If you’re using VOR navigation, the VOR receiver must have been operationally checked within the preceding 30 days. You can do this check yourself using a VOR test facility (VOT), a designated ground checkpoint, or a designated airborne checkpoint. The tolerances differ by method: ground checks allow a maximum error of plus or minus 4 degrees, while airborne checks allow plus or minus 6 degrees. Each VOR check must be logged with the date, location, bearing error, and your signature.
High-Altitude and Specialty Route Equipment
Certain routes and altitude blocks demand additional navigation capability. RNAV 2 is the standard navigation specification for T-routes and Q-routes, requiring aircraft to maintain a total system error of no more than 2 nautical miles for 95 percent of flight time. RNAV 1, with a tighter 1-nautical-mile accuracy requirement, typically applies to departure procedures and arrival routes (SIDs and STARs).
RNP approaches (titled RNAV (GPS) on US charts) offer several tiers of minimums depending on your equipment. With a basic IFR GPS, you can fly LNAV minimums.

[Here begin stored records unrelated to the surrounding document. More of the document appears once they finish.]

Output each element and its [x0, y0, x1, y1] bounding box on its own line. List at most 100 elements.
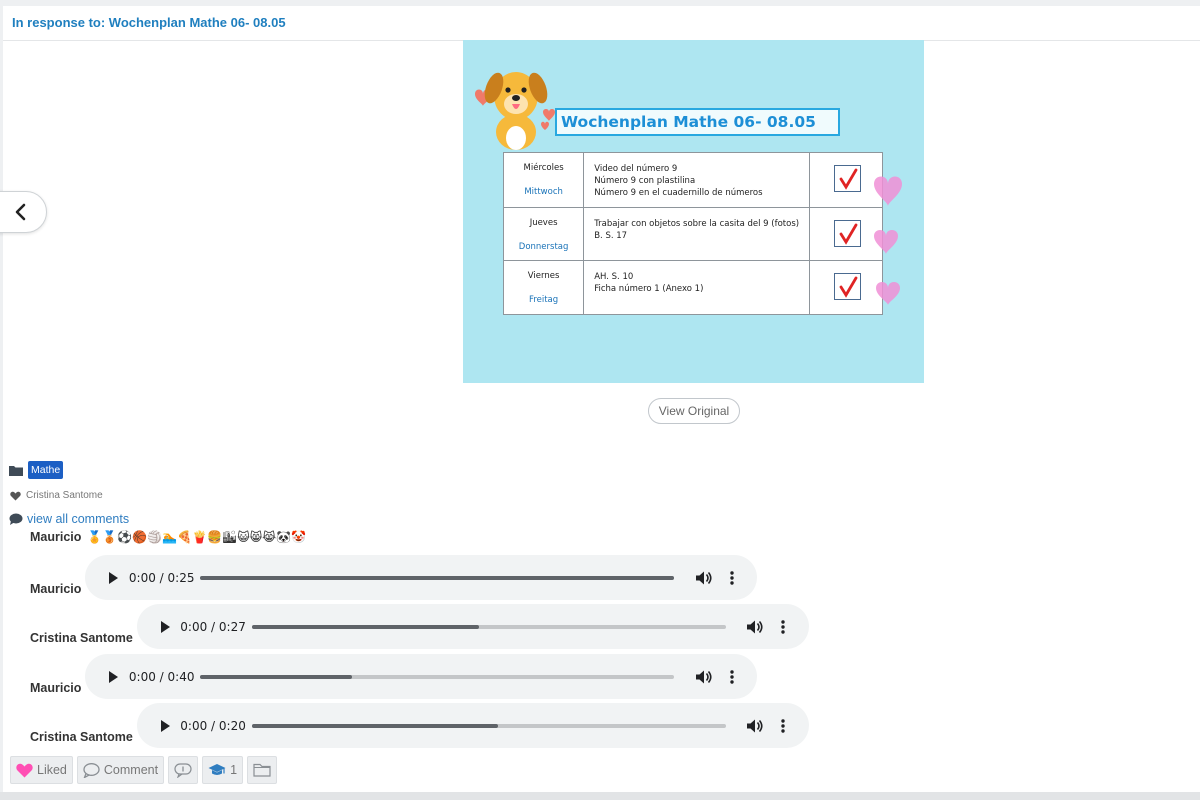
- dog-illustration-icon: [475, 72, 555, 150]
- audio-progress-track[interactable]: [251, 624, 726, 629]
- more-vertical-icon: [781, 619, 785, 634]
- more-options-button[interactable]: [724, 568, 740, 588]
- folder-button[interactable]: [247, 756, 278, 784]
- table-row: Jueves Donnerstag Trabajar con objetos s…: [502, 206, 884, 262]
- comment-bubble-icon: [9, 513, 23, 525]
- comment-item: Cristina Santome 0:00 / 0:27: [30, 604, 809, 649]
- volume-icon: [747, 620, 763, 633]
- heart-icon: [10, 491, 21, 500]
- audio-progress-track[interactable]: [200, 575, 675, 580]
- comment-author[interactable]: Cristina Santome: [30, 730, 133, 744]
- view-all-comments-label: view all comments: [27, 512, 130, 526]
- volume-button[interactable]: [694, 568, 714, 588]
- play-icon: [160, 719, 170, 732]
- day-cell: Miércoles Mittwoch: [502, 152, 585, 208]
- weekly-plan-table: Miércoles Mittwoch Video del número 9 Nú…: [502, 152, 884, 315]
- audio-player: 0:00 / 0:27: [136, 604, 809, 649]
- more-vertical-icon: [729, 669, 734, 684]
- view-all-comments-link[interactable]: view all comments: [9, 512, 129, 526]
- audio-progress-fill: [251, 624, 480, 629]
- day-german: Mittwoch: [524, 187, 563, 197]
- folder-icon: [9, 465, 23, 476]
- comment-item: Cristina Santome 0:00 / 0:20: [30, 703, 809, 748]
- volume-button[interactable]: [694, 667, 714, 687]
- comment-button[interactable]: Comment: [76, 756, 165, 784]
- audio-time: 0:00 / 0:40: [128, 669, 195, 684]
- liked-label: Liked: [37, 763, 67, 777]
- more-options-button[interactable]: [775, 716, 791, 736]
- day-spanish: Jueves: [529, 217, 558, 228]
- comment-outline-icon: [83, 762, 100, 778]
- translate-button[interactable]: [168, 756, 199, 784]
- heart-decoration-icon: [874, 176, 902, 305]
- audio-player: 0:00 / 0:20: [136, 703, 809, 748]
- folder-row: Mathe: [9, 461, 64, 479]
- volume-button[interactable]: [746, 617, 766, 637]
- comment-author[interactable]: Mauricio: [30, 530, 81, 544]
- comment-item: Mauricio 0:00 / 0:25: [30, 555, 758, 600]
- audio-progress-track[interactable]: [200, 674, 675, 679]
- audio-player: 0:00 / 0:40: [85, 654, 758, 699]
- comment-item: Mauricio 0:00 / 0:40: [30, 654, 758, 699]
- back-button[interactable]: [0, 191, 47, 233]
- checkbox-checked-icon: [833, 165, 861, 192]
- audio-progress-fill: [251, 723, 499, 728]
- bottom-strip: [0, 792, 1200, 800]
- task-line: Video del número 9: [594, 164, 678, 174]
- liked-button[interactable]: Liked: [10, 756, 73, 784]
- task-line: Número 9 con plastilina: [594, 176, 696, 186]
- folder-outline-icon: [253, 763, 271, 777]
- play-icon: [109, 670, 119, 683]
- heart-filled-icon: [16, 763, 33, 777]
- liked-by-row: Cristina Santome: [10, 490, 103, 501]
- post-card: In response to: Wochenplan Mathe 06- 08.…: [0, 6, 1200, 792]
- liker-name[interactable]: Cristina Santome: [26, 490, 103, 501]
- play-button[interactable]: [153, 615, 176, 639]
- volume-icon: [695, 670, 712, 683]
- comment-item: Mauricio 🏅🥉⚽🏀🏐🏊🍕🍟🍔🏙😺😸😹🐼🤡: [30, 530, 306, 544]
- more-options-button[interactable]: [724, 667, 740, 687]
- task-cell: Trabajar con objetos sobre la casita del…: [583, 206, 810, 262]
- task-line: Número 9 en el cuadernillo de números: [594, 188, 763, 198]
- more-vertical-icon: [729, 570, 734, 585]
- more-vertical-icon: [781, 718, 785, 733]
- audio-progress-fill: [200, 674, 353, 679]
- comment-author[interactable]: Mauricio: [30, 681, 81, 695]
- comment-author[interactable]: Mauricio: [30, 582, 81, 596]
- play-icon: [109, 571, 119, 584]
- student-badge-count: 1: [230, 763, 238, 777]
- task-line: Trabajar con objetos sobre la casita del…: [594, 218, 800, 229]
- volume-icon: [747, 719, 763, 732]
- post-header: In response to: Wochenplan Mathe 06- 08.…: [3, 6, 1200, 41]
- checkbox-checked-icon: [833, 273, 861, 301]
- day-spanish: Viernes: [527, 271, 560, 282]
- day-cell: Viernes Freitag: [502, 260, 585, 315]
- audio-time: 0:00 / 0:20: [180, 718, 246, 733]
- student-badge-button[interactable]: 1: [202, 756, 244, 784]
- comment-author[interactable]: Cristina Santome: [30, 631, 133, 645]
- image-title: Wochenplan Mathe 06- 08.05: [561, 113, 816, 131]
- post-image[interactable]: Wochenplan Mathe 06- 08.05 Miércoles Mit…: [463, 40, 924, 383]
- day-spanish: Miércoles: [523, 163, 564, 173]
- day-german: Freitag: [529, 295, 559, 306]
- task-line: AH. S. 10: [594, 272, 634, 283]
- more-options-button[interactable]: [775, 617, 791, 637]
- play-icon: [160, 620, 170, 633]
- audio-progress-fill: [200, 575, 675, 580]
- task-line: B. S. 17: [594, 230, 628, 241]
- volume-button[interactable]: [746, 716, 766, 736]
- play-button[interactable]: [153, 714, 176, 738]
- audio-progress-track[interactable]: [251, 723, 726, 728]
- post-title-link[interactable]: In response to: Wochenplan Mathe 06- 08.…: [12, 15, 286, 30]
- folder-tag[interactable]: Mathe: [28, 461, 64, 479]
- comment-label: Comment: [103, 763, 159, 777]
- play-button[interactable]: [101, 566, 124, 590]
- task-cell: Video del número 9 Número 9 con plastili…: [583, 152, 810, 208]
- play-button[interactable]: [101, 665, 124, 689]
- view-original-button[interactable]: View Original: [648, 398, 740, 424]
- audio-player: 0:00 / 0:25: [85, 555, 758, 600]
- post-action-bar: Liked Comment 1: [10, 756, 278, 784]
- chevron-left-icon: [15, 203, 26, 221]
- comment-emoji-text: 🏅🥉⚽🏀🏐🏊🍕🍟🍔🏙😺😸😹🐼🤡: [87, 530, 307, 544]
- image-title-box: Wochenplan Mathe 06- 08.05: [555, 108, 840, 136]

A WAAS-capable GPS unlocks LPV minimums, which provide vertical guidance similar to an ILS. The most demanding procedures, labeled RNP AR, require specific aircraft certification and FAA authorization beyond standard IFR equipment.

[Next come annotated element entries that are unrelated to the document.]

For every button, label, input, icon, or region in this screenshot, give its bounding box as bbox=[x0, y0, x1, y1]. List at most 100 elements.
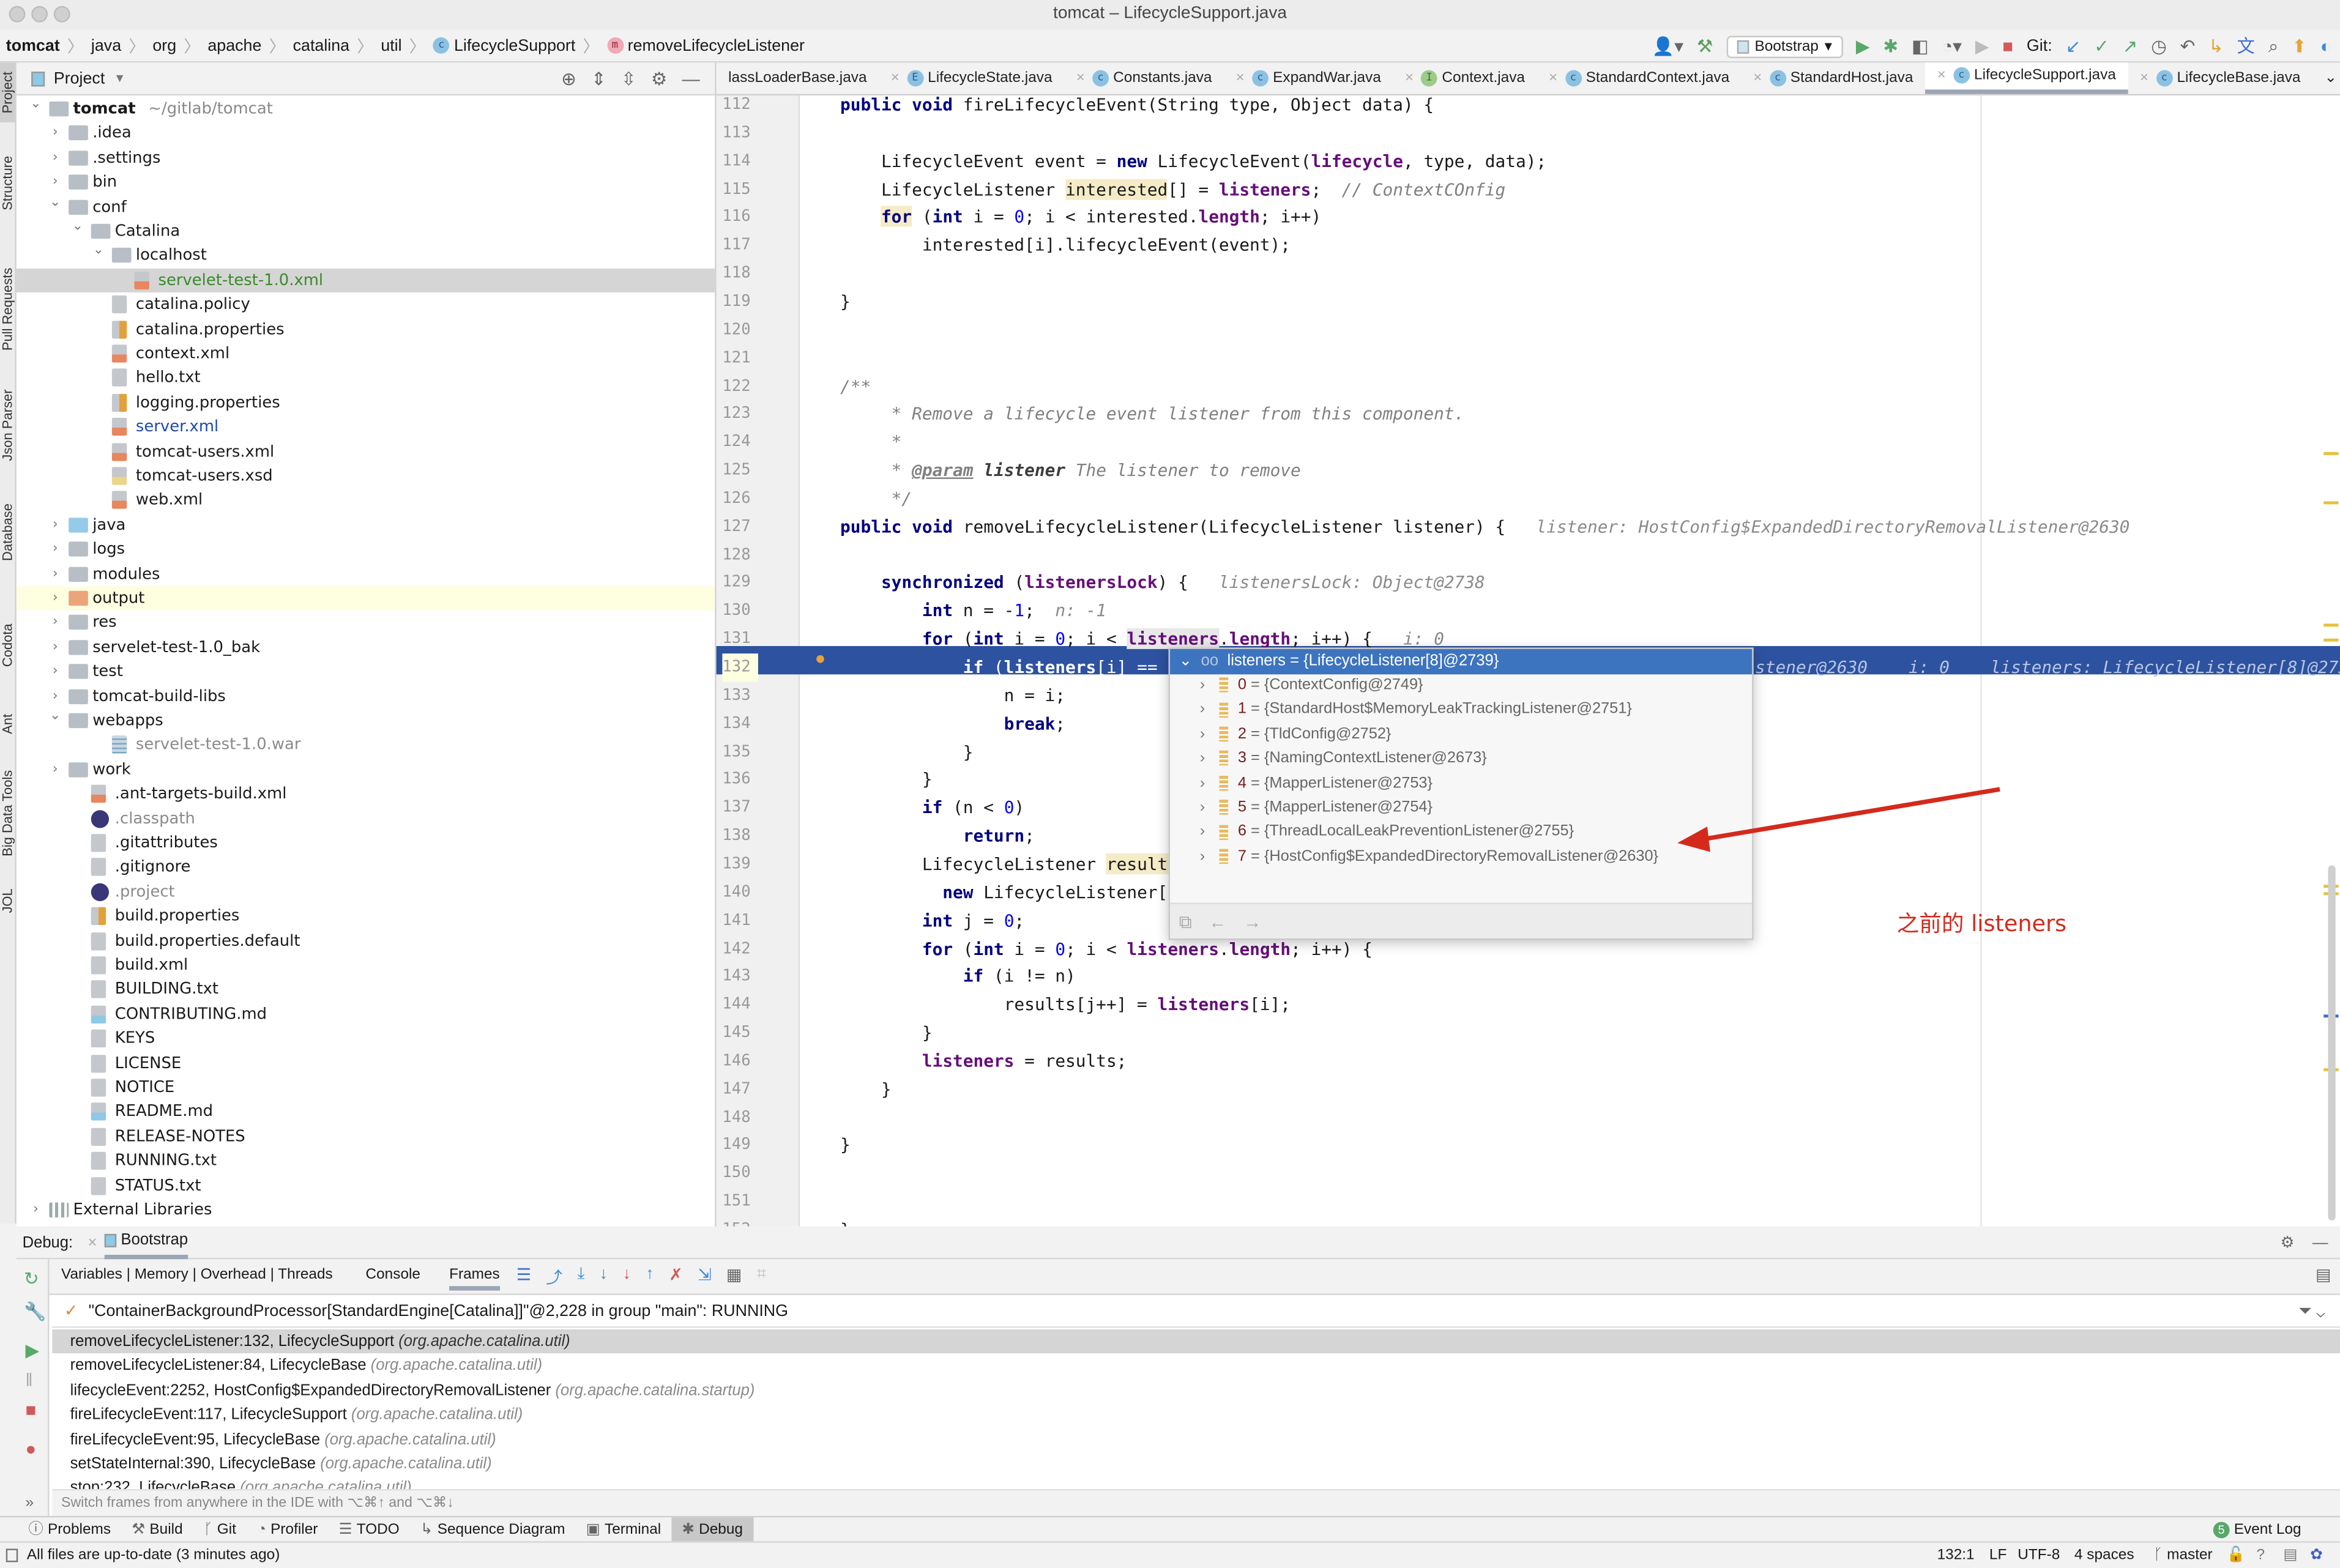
tree-item[interactable]: build.properties.default bbox=[17, 929, 715, 953]
code-line[interactable]: interested[i].lifecycleEvent(event); bbox=[840, 232, 1291, 260]
history-icon[interactable]: ◷ bbox=[2151, 37, 2167, 55]
step-out-icon[interactable]: ↑ bbox=[646, 1265, 654, 1289]
tab-frames[interactable]: Frames bbox=[449, 1267, 500, 1291]
code-line[interactable]: LifecycleListener interested[] = listene… bbox=[840, 176, 1505, 204]
line-number[interactable]: 125 bbox=[722, 456, 758, 485]
breadcrumb-item[interactable]: catalina bbox=[293, 37, 349, 54]
line-number[interactable]: 112 bbox=[722, 91, 758, 119]
stop-icon[interactable]: ■ bbox=[25, 1400, 36, 1421]
notifications-icon[interactable]: ▤ bbox=[2283, 1543, 2297, 1568]
tree-item[interactable]: › java bbox=[17, 513, 715, 537]
chevron-down-icon[interactable]: ⌄ bbox=[28, 92, 43, 117]
breadcrumb-item[interactable]: apache bbox=[207, 37, 261, 54]
close-tab-icon[interactable]: × bbox=[1753, 69, 1762, 86]
tree-item[interactable]: › work bbox=[17, 757, 715, 782]
line-number[interactable]: 141 bbox=[722, 907, 758, 935]
tree-item[interactable]: LICENSE bbox=[17, 1051, 715, 1076]
tree-item[interactable]: catalina.policy bbox=[17, 292, 715, 317]
chevron-down-icon[interactable]: ⌄ bbox=[48, 704, 62, 729]
line-number[interactable]: 148 bbox=[722, 1104, 758, 1132]
code-line[interactable]: } bbox=[840, 1132, 851, 1160]
locate-icon[interactable]: ⊕ bbox=[561, 68, 576, 89]
editor-tab[interactable]: × c LifecycleBase.java bbox=[2128, 62, 2312, 94]
code-line[interactable]: public void removeLifecycleListener(Life… bbox=[840, 513, 2129, 541]
tree-item[interactable]: hello.txt bbox=[17, 366, 715, 390]
chevron-right-icon[interactable]: › bbox=[1200, 751, 1205, 767]
line-number[interactable]: 137 bbox=[722, 794, 758, 822]
line-number[interactable]: 132 bbox=[722, 653, 758, 682]
chevron-right-icon[interactable]: › bbox=[48, 537, 62, 562]
git-branch[interactable]: master bbox=[2167, 1543, 2213, 1568]
tab-list-chevron-icon[interactable]: ⌄ bbox=[2312, 62, 2340, 94]
indent-setting[interactable]: 4 spaces bbox=[2074, 1543, 2134, 1568]
chevron-down-icon[interactable]: ⌄ bbox=[70, 215, 85, 239]
code-line[interactable]: } bbox=[840, 288, 851, 316]
code-line[interactable]: return; bbox=[840, 822, 1035, 850]
tree-item[interactable]: BUILDING.txt bbox=[17, 978, 715, 1002]
breadcrumb-item[interactable]: org bbox=[152, 37, 176, 54]
editor-tab[interactable]: × c StandardContext.java bbox=[1537, 62, 1742, 94]
tree-item[interactable]: ⌄ conf bbox=[17, 195, 715, 219]
line-number[interactable]: 129 bbox=[722, 569, 758, 597]
expand-all-icon[interactable]: ⇕ bbox=[591, 68, 606, 89]
restore-layout-icon[interactable]: ▤ bbox=[2316, 1265, 2331, 1285]
line-number[interactable]: 136 bbox=[722, 766, 758, 794]
settings-wrench-icon[interactable]: 🔧 bbox=[24, 1301, 46, 1322]
tree-item[interactable]: › .settings bbox=[17, 146, 715, 171]
lock-icon[interactable]: 🔓 bbox=[2227, 1543, 2245, 1568]
line-number[interactable]: 149 bbox=[722, 1132, 758, 1160]
chevron-right-icon[interactable]: › bbox=[1200, 824, 1205, 841]
tree-item[interactable]: › servelet-test-1.0_bak bbox=[17, 635, 715, 660]
drop-frame-icon[interactable]: ✗ bbox=[669, 1265, 682, 1289]
tree-item[interactable]: › output bbox=[16, 586, 715, 611]
code-line[interactable]: /** bbox=[840, 372, 871, 400]
chevron-right-icon[interactable]: › bbox=[1200, 775, 1205, 792]
code-line[interactable]: * bbox=[840, 428, 902, 456]
code-line[interactable]: results[j++] = listeners[i]; bbox=[840, 991, 1291, 1019]
line-number[interactable]: 144 bbox=[722, 991, 758, 1019]
force-step-into-icon[interactable]: ↓ bbox=[623, 1265, 631, 1289]
thread-selector[interactable]: ✓ "ContainerBackgroundProcessor[Standard… bbox=[52, 1295, 2340, 1328]
breakpoint-warning-icon[interactable]: ● bbox=[815, 647, 826, 668]
code-line[interactable]: * @param listener The listener to remove bbox=[840, 456, 1301, 485]
tool-window-codota[interactable]: Codota bbox=[0, 600, 15, 689]
code-line[interactable]: listeners = results; bbox=[840, 1047, 1127, 1076]
code-line[interactable]: } bbox=[840, 1019, 933, 1047]
line-number[interactable]: 115 bbox=[722, 176, 758, 204]
tree-item[interactable]: ⌄ tomcat ~/gitlab/tomcat bbox=[17, 97, 715, 122]
warning-marker[interactable] bbox=[2323, 451, 2339, 455]
tool-window-big-data-tools[interactable]: Big Data Tools bbox=[0, 761, 15, 866]
warning-marker[interactable] bbox=[2323, 638, 2339, 642]
tree-item[interactable]: STATUS.txt bbox=[17, 1173, 715, 1198]
chevron-right-icon[interactable]: › bbox=[48, 513, 62, 537]
tree-item[interactable]: › res bbox=[17, 611, 715, 635]
line-number[interactable]: 138 bbox=[722, 822, 758, 850]
tree-item[interactable]: › test bbox=[17, 660, 715, 684]
zoom-window-button[interactable] bbox=[53, 6, 70, 23]
gear-icon[interactable]: ⚙ bbox=[2281, 1233, 2295, 1251]
rerun-icon[interactable]: ↻ bbox=[24, 1268, 39, 1289]
code-line[interactable]: } bbox=[840, 1076, 892, 1104]
tree-item[interactable]: ⌄ webapps bbox=[17, 708, 715, 733]
close-tab-icon[interactable]: × bbox=[1076, 69, 1085, 86]
editor-tab[interactable]: × I Context.java bbox=[1393, 62, 1537, 94]
popup-item[interactable]: › 6 = {ThreadLocalLeakPreventionListener@… bbox=[1170, 821, 1574, 845]
tree-item[interactable]: logging.properties bbox=[17, 390, 715, 415]
chevron-down-icon[interactable]: ⌄ bbox=[1179, 652, 1192, 670]
tree-item[interactable]: web.xml bbox=[17, 488, 715, 513]
tree-item[interactable]: context.xml bbox=[17, 341, 715, 366]
chevron-right-icon[interactable]: › bbox=[48, 586, 62, 611]
line-number[interactable]: 131 bbox=[722, 625, 758, 653]
line-number[interactable]: 139 bbox=[722, 850, 758, 879]
code-line[interactable]: int n = -1; n: -1 bbox=[840, 597, 1106, 625]
line-number[interactable]: 114 bbox=[722, 147, 758, 176]
breadcrumb-item[interactable]: tomcat bbox=[6, 37, 60, 54]
tool-window-structure[interactable]: Structure bbox=[0, 137, 15, 229]
stop-icon[interactable]: ■ bbox=[2002, 37, 2013, 55]
file-encoding[interactable]: UTF-8 bbox=[2018, 1543, 2060, 1568]
line-number[interactable]: 147 bbox=[722, 1076, 758, 1104]
step-over-icon[interactable]: ⤓ bbox=[578, 1265, 585, 1289]
debug-icon[interactable]: ✱ bbox=[1883, 37, 1898, 55]
tree-item[interactable]: .project bbox=[17, 880, 715, 904]
popup-item[interactable]: › 0 = {ContextConfig@2749} bbox=[1170, 674, 1423, 699]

What Happens If Equipment Fails in Flight
If your two-way radio fails during an IFR flight, specific rules under 14 CFR 91.185 dictate what to do next. In VMC conditions, you continue VFR and land as soon as practicable. In IMC, you fly the last assigned route (or the route you were told to expect, or your filed route as a last resort) at the highest of your last assigned altitude, the minimum IFR altitude, or the altitude ATC told you to expect. You then proceed to your destination and begin your approach as close as possible to your expected arrival time.
For navigation equipment failures, the situation depends on what’s left working. If your GPS fails but you have VOR capability and the route can be flown with VOR, you continue. If you lose the ability to navigate the route entirely, you’re dealing with an emergency. The key principle is that the regulation requires equipment “suitable for the route,” so carrying backup navigation capability, while not always legally required, provides a significant safety margin in instrument conditions.